Despite the diversion tactics at which some Members of the Government are adept, namely, of creating a situation, worsening it and then blaming it on somebody else so as to get the Chair on their side to do their bidding, I wish to say these few words lest the Government may move more quickly than we might anticipate in an effort to bring to a closure this situation which, for them, is embarrassing. From a national point of view, if this matter is introduced and put on our Statute Books there will be at hand an immediate and clear recipe which will bring about that which has been avoided on this side of the Border for the past six years and out of which there will be no path, namely, the violence with all its resultant difficulties, hardship and sacrifice that is being experienced in the Six Counties.
I ask the Government whether that is one of the purposes of trying to enact this Bill. Are they desirous of extending the problems and the difficulties to this part of the country so that there may be justified on their part concerted action outside that which, clandestinely, they are doing now— trying to have their little say and to sell out to the British as is their wont and as has been their practice during many years past? Do we want a situation created by way of the Seanad in which some weeks from now there will be before us a proposal which may, after a couple hours of debate, be closured and pushed through? This is conceivable. Indeed, the ground for this may well have been laid by the Minister and by other Members of the Government who have been making the case that because of pressure of business in this House, the matter should go to the Seanad. It must come back here when it is bound to take up as much, if not more time, than it would take now. If there is to be a shortcut in the time devoted to this debate in this House, it can only be at the expense of the right of Members to contribute adequately to the various debates that such a measure might entail.

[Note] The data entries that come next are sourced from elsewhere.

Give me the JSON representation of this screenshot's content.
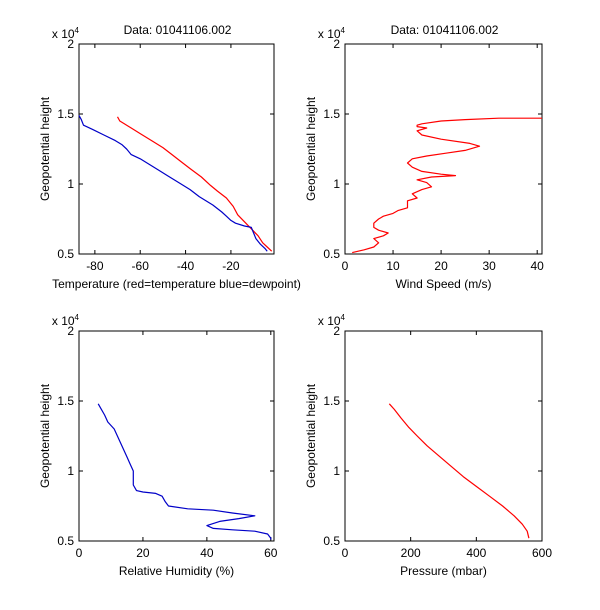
{
  "figure": {
    "background": "#ffffff"
  },
  "chart_data": [
    {
      "type": "line",
      "title": "Data: 01041106.002",
      "xlabel": "Temperature (red=temperature blue=dewpoint)",
      "ylabel": "Geopotential height",
      "y_exponent_label": "x 10",
      "y_exponent_power": "4",
      "xlim": [
        -87,
        -1
      ],
      "ylim": [
        0.5,
        2
      ],
      "xticks": [
        -80,
        -60,
        -40,
        -20
      ],
      "xtick_labels": [
        "-80",
        "-60",
        "-40",
        "-20"
      ],
      "yticks": [
        0.5,
        1,
        1.5,
        2
      ],
      "ytick_labels": [
        "0.5",
        "1",
        "1.5",
        "2"
      ],
      "series": [
        {
          "name": "temperature",
          "color": "#ff0000",
          "points": [
            [
              -70,
              1.48
            ],
            [
              -69,
              1.45
            ],
            [
              -67,
              1.43
            ],
            [
              -64,
              1.4
            ],
            [
              -60,
              1.36
            ],
            [
              -55,
              1.31
            ],
            [
              -50,
              1.26
            ],
            [
              -46,
              1.21
            ],
            [
              -42,
              1.16
            ],
            [
              -38,
              1.11
            ],
            [
              -33,
              1.05
            ],
            [
              -29,
              0.99
            ],
            [
              -26,
              0.95
            ],
            [
              -22,
              0.9
            ],
            [
              -19,
              0.84
            ],
            [
              -17,
              0.78
            ],
            [
              -14,
              0.73
            ],
            [
              -11,
              0.68
            ],
            [
              -8,
              0.63
            ],
            [
              -6,
              0.58
            ],
            [
              -4,
              0.55
            ],
            [
              -2,
              0.52
            ]
          ]
        },
        {
          "name": "dewpoint",
          "color": "#0000c8",
          "points": [
            [
              -87,
              1.49
            ],
            [
              -86,
              1.46
            ],
            [
              -85,
              1.42
            ],
            [
              -81,
              1.39
            ],
            [
              -76,
              1.35
            ],
            [
              -71,
              1.31
            ],
            [
              -68,
              1.28
            ],
            [
              -66,
              1.25
            ],
            [
              -64,
              1.21
            ],
            [
              -60,
              1.18
            ],
            [
              -56,
              1.14
            ],
            [
              -52,
              1.1
            ],
            [
              -48,
              1.06
            ],
            [
              -43,
              1.01
            ],
            [
              -38,
              0.96
            ],
            [
              -34,
              0.91
            ],
            [
              -28,
              0.85
            ],
            [
              -24,
              0.8
            ],
            [
              -22,
              0.77
            ],
            [
              -20,
              0.74
            ],
            [
              -18,
              0.72
            ],
            [
              -14,
              0.7
            ],
            [
              -11,
              0.69
            ],
            [
              -10,
              0.65
            ],
            [
              -9,
              0.61
            ],
            [
              -7,
              0.57
            ],
            [
              -5,
              0.54
            ],
            [
              -4,
              0.52
            ]
          ]
        }
      ]
    },
    {
      "type": "line",
      "title": "Data: 01041106.002",
      "xlabel": "Wind Speed (m/s)",
      "ylabel": "Geopotential height",
      "y_exponent_label": "x 10",
      "y_exponent_power": "4",
      "xlim": [
        0,
        41
      ],
      "ylim": [
        0.5,
        2
      ],
      "xticks": [
        0,
        10,
        20,
        30,
        40
      ],
      "xtick_labels": [
        "0",
        "10",
        "20",
        "30",
        "40"
      ],
      "yticks": [
        0.5,
        1,
        1.5,
        2
      ],
      "ytick_labels": [
        "0.5",
        "1",
        "1.5",
        "2"
      ],
      "series": [
        {
          "name": "wind speed",
          "color": "#ff0000",
          "points": [
            [
              1.5,
              0.51
            ],
            [
              4,
              0.53
            ],
            [
              6,
              0.55
            ],
            [
              7,
              0.58
            ],
            [
              6,
              0.61
            ],
            [
              8,
              0.63
            ],
            [
              9,
              0.65
            ],
            [
              7,
              0.67
            ],
            [
              6,
              0.69
            ],
            [
              6,
              0.72
            ],
            [
              7,
              0.75
            ],
            [
              8,
              0.77
            ],
            [
              10,
              0.79
            ],
            [
              11,
              0.81
            ],
            [
              13,
              0.83
            ],
            [
              13,
              0.86
            ],
            [
              13,
              0.88
            ],
            [
              15,
              0.9
            ],
            [
              14,
              0.93
            ],
            [
              16,
              0.96
            ],
            [
              18,
              0.98
            ],
            [
              17,
              1.01
            ],
            [
              15,
              1.03
            ],
            [
              18,
              1.05
            ],
            [
              23,
              1.06
            ],
            [
              20,
              1.07
            ],
            [
              16,
              1.09
            ],
            [
              14,
              1.12
            ],
            [
              13,
              1.15
            ],
            [
              14,
              1.18
            ],
            [
              17,
              1.2
            ],
            [
              21,
              1.22
            ],
            [
              25,
              1.24
            ],
            [
              28,
              1.27
            ],
            [
              26,
              1.29
            ],
            [
              20,
              1.32
            ],
            [
              16,
              1.35
            ],
            [
              15,
              1.38
            ],
            [
              17,
              1.4
            ],
            [
              15,
              1.41
            ],
            [
              15,
              1.42
            ],
            [
              16,
              1.43
            ],
            [
              20,
              1.45
            ],
            [
              25,
              1.46
            ],
            [
              32,
              1.47
            ],
            [
              41,
              1.47
            ]
          ]
        }
      ]
    },
    {
      "type": "line",
      "title": "",
      "xlabel": "Relative Humidity (%)",
      "ylabel": "Geopotential height",
      "y_exponent_label": "x 10",
      "y_exponent_power": "4",
      "xlim": [
        0,
        61
      ],
      "ylim": [
        0.5,
        2
      ],
      "xticks": [
        0,
        20,
        40,
        60
      ],
      "xtick_labels": [
        "0",
        "20",
        "40",
        "60"
      ],
      "yticks": [
        0.5,
        1,
        1.5,
        2
      ],
      "ytick_labels": [
        "0.5",
        "1",
        "1.5",
        "2"
      ],
      "series": [
        {
          "name": "relative humidity",
          "color": "#0000c8",
          "points": [
            [
              6,
              1.48
            ],
            [
              7,
              1.44
            ],
            [
              8,
              1.4
            ],
            [
              9,
              1.35
            ],
            [
              11,
              1.3
            ],
            [
              12,
              1.25
            ],
            [
              13,
              1.2
            ],
            [
              14,
              1.15
            ],
            [
              15,
              1.1
            ],
            [
              16,
              1.05
            ],
            [
              17,
              1.0
            ],
            [
              17,
              0.95
            ],
            [
              17,
              0.9
            ],
            [
              18,
              0.86
            ],
            [
              20,
              0.85
            ],
            [
              24,
              0.84
            ],
            [
              26,
              0.82
            ],
            [
              27,
              0.78
            ],
            [
              28,
              0.75
            ],
            [
              34,
              0.73
            ],
            [
              42,
              0.72
            ],
            [
              48,
              0.7
            ],
            [
              55,
              0.68
            ],
            [
              50,
              0.66
            ],
            [
              44,
              0.64
            ],
            [
              40,
              0.61
            ],
            [
              42,
              0.59
            ],
            [
              48,
              0.58
            ],
            [
              55,
              0.57
            ],
            [
              59,
              0.55
            ],
            [
              60,
              0.52
            ],
            [
              60,
              0.51
            ]
          ]
        }
      ]
    },
    {
      "type": "line",
      "title": "",
      "xlabel": "Pressure (mbar)",
      "ylabel": "Geopotential height",
      "y_exponent_label": "x 10",
      "y_exponent_power": "4",
      "xlim": [
        0,
        600
      ],
      "ylim": [
        0.5,
        2
      ],
      "xticks": [
        0,
        200,
        400,
        600
      ],
      "xtick_labels": [
        "0",
        "200",
        "400",
        "600"
      ],
      "yticks": [
        0.5,
        1,
        1.5,
        2
      ],
      "ytick_labels": [
        "0.5",
        "1",
        "1.5",
        "2"
      ],
      "series": [
        {
          "name": "pressure",
          "color": "#ff0000",
          "points": [
            [
              135,
              1.48
            ],
            [
              150,
              1.44
            ],
            [
              170,
              1.38
            ],
            [
              195,
              1.31
            ],
            [
              220,
              1.25
            ],
            [
              250,
              1.18
            ],
            [
              280,
              1.12
            ],
            [
              320,
              1.04
            ],
            [
              360,
              0.96
            ],
            [
              400,
              0.89
            ],
            [
              440,
              0.82
            ],
            [
              480,
              0.75
            ],
            [
              515,
              0.68
            ],
            [
              540,
              0.62
            ],
            [
              555,
              0.57
            ],
            [
              560,
              0.52
            ]
          ]
        }
      ]
    }
  ]
}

Can we have an undertaking that there will be no closure if this device of going round by the back door so as to come back here again is used? Will we get an undertaking that there will be no curtailment on debate ultimately? If there is such an undertaking how can there be a justification advanced by the Minister for Justice that it will save time? Time cannot be saved in that way. I challenge the Government as to what this device is being used for? What is the purpose and motive underlying withdrawing this matter which up to now has not been urgent in any degree? Far from it, it has been lying on the Order Paper for weeks and was in the air for a year but now we find that there are not even days to spare to go through the proper procedure of written notice.

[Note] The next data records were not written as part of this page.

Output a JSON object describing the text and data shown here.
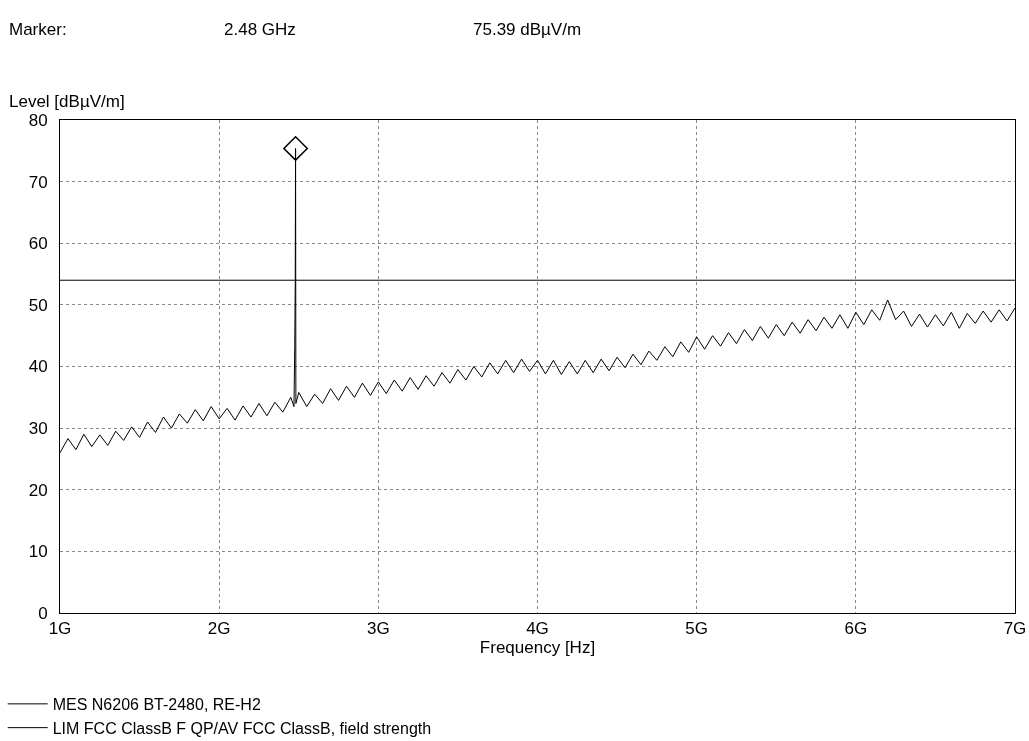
{
  "chart_data": {
    "type": "line",
    "annotations": [
      "Marker:",
      "2.48 GHz",
      "75.39 dBµV/m"
    ],
    "xlabel": "Frequency [Hz]",
    "ylabel": "Level [dBµV/m]",
    "xlim": [
      1,
      7
    ],
    "ylim": [
      0,
      80
    ],
    "xticks": [
      {
        "value": 1,
        "label": "1G"
      },
      {
        "value": 2,
        "label": "2G"
      },
      {
        "value": 3,
        "label": "3G"
      },
      {
        "value": 4,
        "label": "4G"
      },
      {
        "value": 5,
        "label": "5G"
      },
      {
        "value": 6,
        "label": "6G"
      },
      {
        "value": 7,
        "label": "7G"
      }
    ],
    "yticks": [
      0,
      10,
      20,
      30,
      40,
      50,
      60,
      70,
      80
    ],
    "grid": true,
    "legend": "bottom",
    "series": [
      {
        "name": "MES N6206 BT-2480, RE-H2",
        "color": "#000000",
        "marker": "none",
        "x": [
          1.0,
          1.05,
          1.1,
          1.15,
          1.2,
          1.25,
          1.3,
          1.35,
          1.4,
          1.45,
          1.5,
          1.55,
          1.6,
          1.65,
          1.7,
          1.75,
          1.8,
          1.85,
          1.9,
          1.95,
          2.0,
          2.05,
          2.1,
          2.15,
          2.2,
          2.25,
          2.3,
          2.35,
          2.4,
          2.45,
          2.47,
          2.475,
          2.478,
          2.48,
          2.482,
          2.5,
          2.55,
          2.6,
          2.65,
          2.7,
          2.75,
          2.8,
          2.85,
          2.9,
          2.95,
          3.0,
          3.05,
          3.1,
          3.15,
          3.2,
          3.25,
          3.3,
          3.35,
          3.4,
          3.45,
          3.5,
          3.55,
          3.6,
          3.65,
          3.7,
          3.75,
          3.8,
          3.85,
          3.9,
          3.95,
          4.0,
          4.05,
          4.1,
          4.15,
          4.2,
          4.25,
          4.3,
          4.35,
          4.4,
          4.45,
          4.5,
          4.55,
          4.6,
          4.65,
          4.7,
          4.75,
          4.8,
          4.85,
          4.9,
          4.95,
          5.0,
          5.05,
          5.1,
          5.15,
          5.2,
          5.25,
          5.3,
          5.35,
          5.4,
          5.45,
          5.5,
          5.55,
          5.6,
          5.65,
          5.7,
          5.75,
          5.8,
          5.85,
          5.9,
          5.95,
          6.0,
          6.05,
          6.1,
          6.15,
          6.2,
          6.25,
          6.3,
          6.35,
          6.4,
          6.45,
          6.5,
          6.55,
          6.6,
          6.65,
          6.7,
          6.75,
          6.8,
          6.85,
          6.9,
          6.95,
          7.0
        ],
        "values": [
          26.0,
          28.3,
          26.5,
          29.0,
          27.0,
          28.9,
          27.2,
          29.5,
          28.0,
          30.2,
          28.5,
          31.0,
          29.3,
          31.8,
          30.0,
          32.3,
          30.8,
          33.0,
          31.2,
          33.5,
          31.5,
          33.2,
          31.3,
          33.6,
          31.8,
          34.0,
          32.0,
          34.2,
          32.6,
          35.0,
          33.5,
          43.5,
          53.5,
          75.39,
          34.0,
          35.8,
          33.5,
          35.5,
          34.0,
          36.4,
          34.5,
          36.8,
          35.0,
          37.3,
          35.3,
          37.5,
          35.6,
          37.8,
          36.0,
          38.2,
          36.3,
          38.5,
          36.8,
          39.0,
          37.3,
          39.5,
          37.8,
          40.0,
          38.3,
          40.6,
          38.8,
          41.0,
          39.0,
          41.2,
          39.2,
          41.0,
          38.8,
          41.0,
          38.7,
          40.8,
          38.8,
          41.0,
          39.0,
          41.2,
          39.3,
          41.5,
          39.8,
          42.0,
          40.3,
          42.5,
          41.0,
          43.2,
          41.6,
          44.0,
          42.3,
          44.8,
          42.8,
          45.0,
          43.3,
          45.5,
          43.7,
          46.0,
          44.2,
          46.5,
          44.6,
          46.8,
          45.0,
          47.2,
          45.4,
          47.6,
          45.8,
          48.0,
          46.2,
          48.4,
          46.2,
          48.8,
          46.8,
          49.2,
          47.5,
          50.8,
          47.6,
          49.0,
          46.5,
          48.5,
          46.4,
          48.4,
          46.6,
          48.8,
          46.2,
          48.6,
          47.0,
          49.0,
          47.2,
          49.2,
          47.4,
          49.5
        ]
      },
      {
        "name": "LIM FCC ClassB F QP/AV FCC ClassB, field strength",
        "color": "#000000",
        "marker": "none",
        "x": [
          1,
          7
        ],
        "values": [
          54,
          54
        ]
      },
      {
        "color": "#000000",
        "type": "scatter",
        "marker": "diamond",
        "x": [
          2.48
        ],
        "values": [
          75.39
        ]
      }
    ]
  }
}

What are the Government up to? Why is this happening? Who is putting the finger on the Government and for what purpose is the finger being put on? Are the British Government telling our Government what to do as I assert they told the Fianna Fáil Government what to do in 1970? It is because of my knowledge of what happened then and the British Government's role that I suspect and fear that the real purpose and motive behind the urgency now, and the backdoor methods of enacting this, is because the British Government have the thumb on this Government.